Kamel Fhati Ghilas no quiere ser recordado como un futbolista pretencioso. Tras haberse estrenado como goleador con el Celta -anotó dos tantos ante el Ribeirao, el martes- se expresa con prudencia y proclama que se daría por satisfecho si en Vigo alcanzase la misma efectividad rematadora que durante su estancia en Guimarães: 18 goles en 58 partidos.

No está nada mal el porcentaje para un mediapunta que asegura ser muy disciplinado, aunque para ello tenga que desplazarse de su posición natural en el terreno de juego: "Me gusta mucho jugar de mediapunta, pero si el míster quiere puedo jugar también por la derecha y la izquierda", esgrimía la noche en la que celebró sus dos primeros goles con la camiseta celeste.

Ghilas, de 24 años de edad, despuntó en el Cannes antes de enrolarse en el Vitoria de Guimarães. Este verano se comprometió con el Celta por tres temporadas y es una de las apuestas del club vigués para reemplazar a jugadores que conquistaron el corazón de la afición celeste con clase y goles. Los que disfrutaron de sus remates en Melgaço ya le comparan con Perera. "¿Bota de Oro? No, no. Es un detalle bonito, pero hasta ahora no hemos hecho nada. Espero que mis compañeros y yo seamos Bota de Oro durante la temporada", advierte, para añadir: "Espero que no sean mis dos últimos goles. Espero marcar tantos goles como en Guimarães para el Celta".
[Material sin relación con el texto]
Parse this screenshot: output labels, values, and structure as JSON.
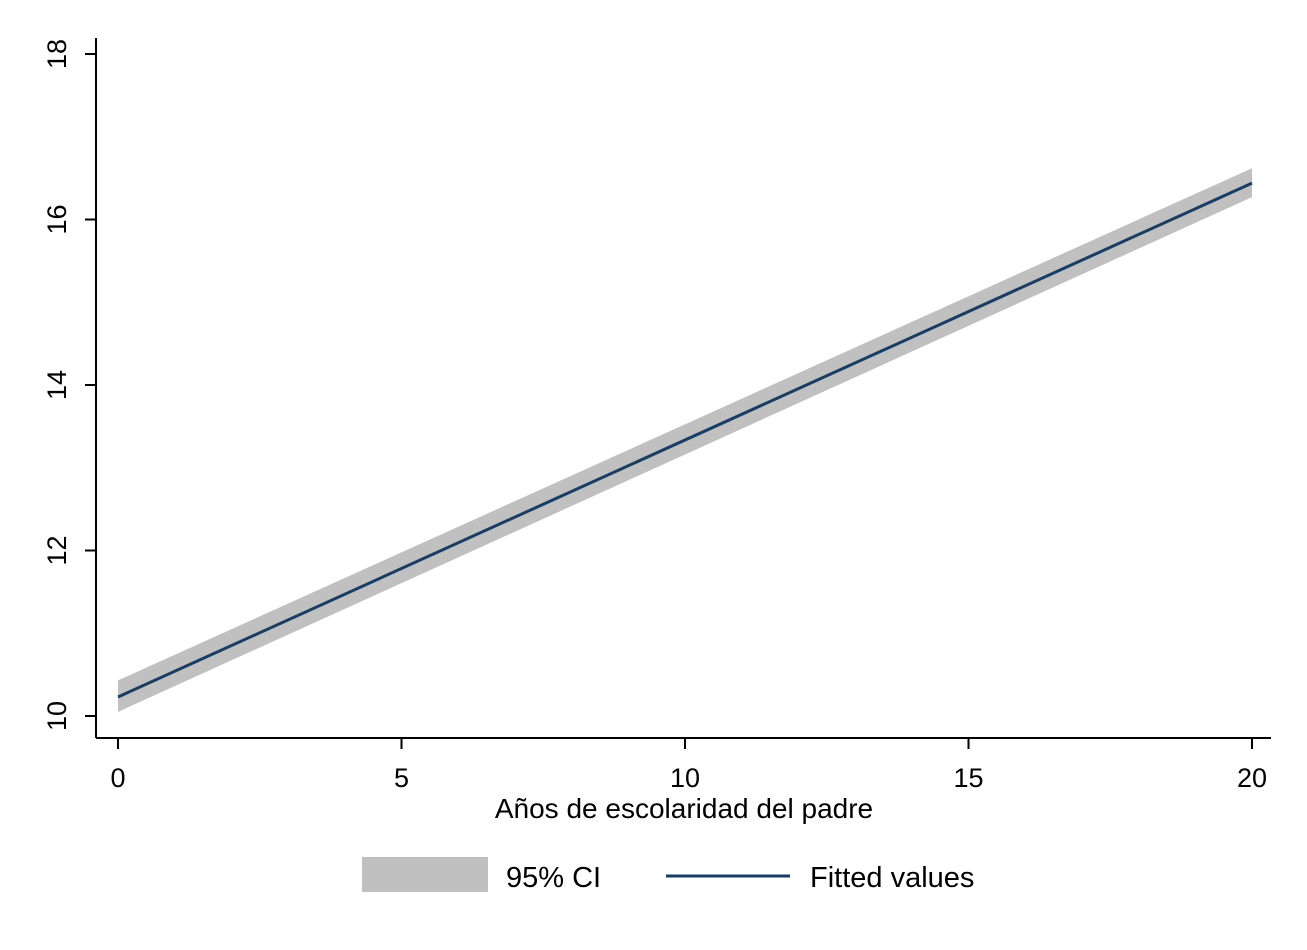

Tras unas semanas en Vigo, Ghilas ya tiene una idea clara del potencial de su nuevo club, pero pide algo más de margen: "Tenemos un buen equipo, de buen nivel. Sólo falta que nos conozcamos mejor y eso lo conseguiremos con más tiempo". Y confía en que la pretemporada sirva para poner a punto un grupo con nueve incorporaciones y que tiene como obligación aspirar al ascenso a Primera. El franco-argelino espera aportar goles.